We’ll create a Microsoft Management Console (MMC) that will allow us to request and install the certificate for our server. Press the “Start” button and enter “MMC” in the command field to open the MMC. Next we’ll add the Certificate (For Local Computer) snap-in by clicking “File” and choosing “Add/Remove Snap-in”. Select “Certificates” and click “Add”.

Now be sure to select “Computer Account” and click “Next”.

Choose “Local Computer”, click “Finish” and “OK”.

TIP: While you’re here you might as well add the “Certificate Authority” snap-in and save this MMC to your desktop because you’ll need it again in the future.
To request a certificate for your server (if you don’t want to use the default certificate) expand “Certificates (Local Computer Account)”, “Personal”, and right-click “Certificates” and select “All Tasks”, “Request New Certificate…”

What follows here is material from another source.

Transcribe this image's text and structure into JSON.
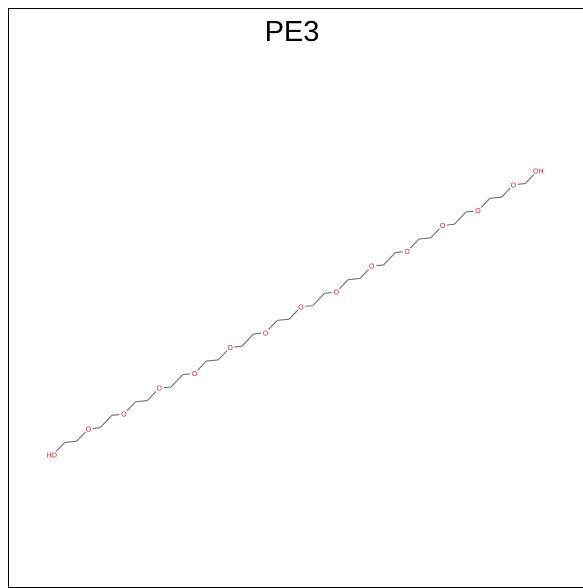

Click through the Enrollment screens choosing the settings you desire for your certificate.

Installing Network Policy and Access Services

In Windows 2008 Server you can no longer just install the Internet Authentication Service (IAS) and have RADIUS functionality. You must now install Network Policy and Access Services, which now include everything from earlier versions of Windows server such as RRAS/IAS/etc,… but now includes NAP (think NAC for Windows). We will be installing and configuring just enough to enable PEAP and RADIUS functionality with our Aruba controller. So once again head to the Server Manager and “Add a Role” selecting “Network Policy and Access Services” and click through the confirmation screen.

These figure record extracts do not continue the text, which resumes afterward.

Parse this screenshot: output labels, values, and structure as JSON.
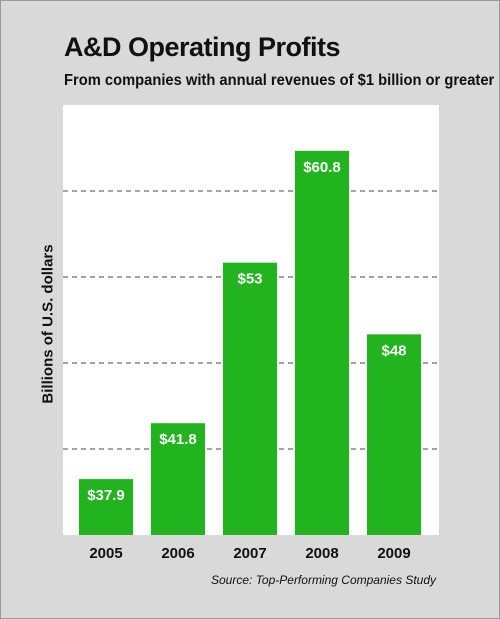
{
  "chart_data": {
    "type": "bar",
    "title": "A&D Operating Profits",
    "subtitle": "From companies with annual revenues of $1 billion or greater",
    "ylabel": "Billions of U.S. dollars",
    "xlabel": "",
    "categories": [
      "2005",
      "2006",
      "2007",
      "2008",
      "2009"
    ],
    "values": [
      37.9,
      41.8,
      53,
      60.8,
      48
    ],
    "data_labels": [
      "$37.9",
      "$41.8",
      "$53",
      "$60.8",
      "$48"
    ],
    "ylim": [
      34,
      64
    ],
    "grid": "dashed horizontal",
    "bar_color": "#22b41f",
    "source": "Source: Top-Performing Companies Study"
  }
}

Select “Network Policy Server”, “Routing and Remote Access Services”, “Remote Access Service” and “Routing”. Click “Next”, click through the confirmation screen and click “Install”.

Installation will take a couple of minutes and present you with an install summery. Just click “Close”.
Now that NPS is installed, press the “Start” button and enter “nps.msc” in the command field. The NPS MMC should open up allowing you to select the “RADIUS server for 802.1X Wireless or Wired Connections” Installation Wizard from the “Standard Configuration” pull-down menu and click “Configure 802.1X”.

From the “Select 802.1X Connections Type” page, select “Secure Wireless Connections” and click “Next”.

From the “Specify 802.1X Switches” screen click “Add…” and enter the settings for your Aruba controller and press “OK”.

For the “Configure an Authentication Method” screen select “Microsoft Smart Card or other certificate” for EAP-TLS or “Microsoft Protected EAP (PEAP)” for PEAP. I will be selecting PEAP for this example and click “Configure…”

Select the appropriate certificate to use for this server. In this case we’ll use the “WLAN-DC.wlan.net” certificate and click “OK”.

For the “Specify User Groups” screen select the users and/or groups you would like to allow wireless access. For this example I am allowing all of my domain users by selecting the “Domain Users” group. If I want to enforce Machine Authentication I need to add the “Domain Computers” group as well as checking the “Enforce Machine Auth” option in the dot1x policy on my Aruba controller. Click “Next” to continue.
Note: Groups listed here are considered as an OR statement.

For the next screen you can click “Next” and “Finish” or click “Configure…” to add RADIUS attributes for Server Derivation rules.

For example, you may want to map the “Domain Users” to the “employee_role” on your Aruba controller. You could do that here with the “Filter-Id” attribute.

Note: There seems to be a bug in Windows if you mess with these attributes too much the “Filter-Id” attribute vanishes. If this happens cancel out of the wizard and start over.
Press “Next” and “Finish” to complete the wizard. This should now allow you to authenticate users against your Windows 2008 Server.